There’s also one other thing that Panlilio and the MVP Group likes about golf that has, more often that not, decided outcomes of gold medal matches in other sports: “There are no referees in golf, and we like that,” Panlilio said with a smile.
The MVPSF’s support for golf – and all the other sports that it is involved in for that matter – is here for the long haul.
“The NGAP is part of the POC and there is no question that we will be supporting further this sport that we have identified (as a potential Olympic gold medal-winning sport for the Philippines),” Panlilio said.
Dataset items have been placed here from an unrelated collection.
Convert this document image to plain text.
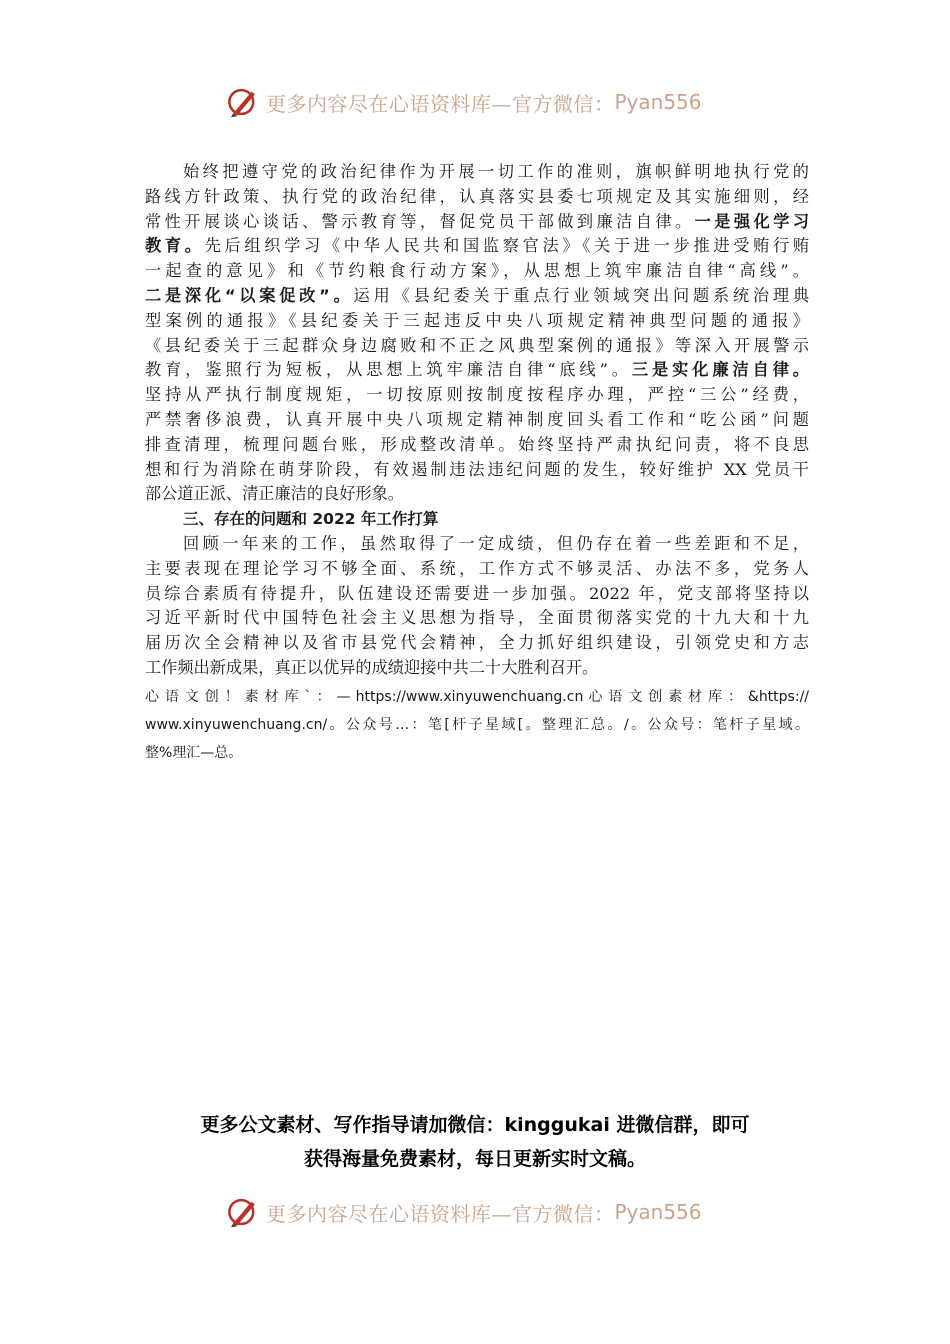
更多内容尽在心语资料库—官方微信： Pyan556
始终把遵守党的政治纪律作为开展一切工作的准则，旗帜鲜明地执行党的
路线方针政策、执行党的政治纪律，认真落实县委七项规定及其实施细则，经
常性开展谈心谈话、警示教育等，督促党员干部做到廉洁自律。一是强化学习
教育。先后组织学习《中华人民共和国监察官法》《关于进一步推进受贿行贿
一起查的意见》和《节约粮食行动方案》，从思想上筑牢廉洁自律“高线”。
二是深化“以案促改”。运用《县纪委关于重点行业领域突出问题系统治理典
型案例的通报》《县纪委关于三起违反中央八项规定精神典型问题的通报》
《县纪委关于三起群众身边腐败和不正之风典型案例的通报》等深入开展警示
教育，鉴照行为短板，从思想上筑牢廉洁自律“底线”。三是实化廉洁自律。
坚持从严执行制度规矩，一切按原则按制度按程序办理，严控“三公”经费，
严禁奢侈浪费，认真开展中央八项规定精神制度回头看工作和“吃公函”问题
排查清理，梳理问题台账，形成整改清单。始终坚持严肃执纪问责，将不良思
想和行为消除在萌芽阶段，有效遏制违法违纪问题的发生，较好维护 XX 党员干
部公道正派、清正廉洁的良好形象。
三、存在的问题和 2022 年工作打算
回顾一年来的工作，虽然取得了一定成绩，但仍存在着一些差距和不足，
主要表现在理论学习不够全面、系统，工作方式不够灵活、办法不多，党务人
员综合素质有待提升，队伍建设还需要进一步加强。2022 年，党支部将坚持以
习近平新时代中国特色社会主义思想为指导，全面贯彻落实党的十九大和十九
届历次全会精神以及省市县党代会精神，全力抓好组织建设，引领党史和方志
工作频出新成果，真正以优异的成绩迎接中共二十大胜利召开。
心 语 文 创 ！ 素 材 库 ` ： — https://www.xinyuwenchuang.cn 心 语 文 创 素 材 库 ： &https://
www.xinyuwenchuang.cn/。公众号…：笔[杆子星域[。整理汇总。/。公众号：笔杆子星域。
整%理汇—总。
更多公文素材、写作指导请加微信：kinggukai 进微信群，即可
获得海量免费素材，每日更新实时文稿。
更多内容尽在心语资料库—官方微信： Pyan556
From the Manila North Tollways, Philex Mining, PLDT/Smart, Meralco, Maynilad, TV5, Meralco Power Gen and so many other ventures that MVP is into, everything he touches, it seems, turns into gold.
Rupert Zaragosa – 9th Tee, 98th Philippine Open
There’s no doubt that Pangilinan is a winner anywhere he goes.
Manny V. Pangilinan may have never hit a golf shot in his life, but his genuine love for Philippine sports continues to provide this country that solid shot at winning its first Olympic gold medal.
And it may yet come from the sport the business tycoon is totally alien to.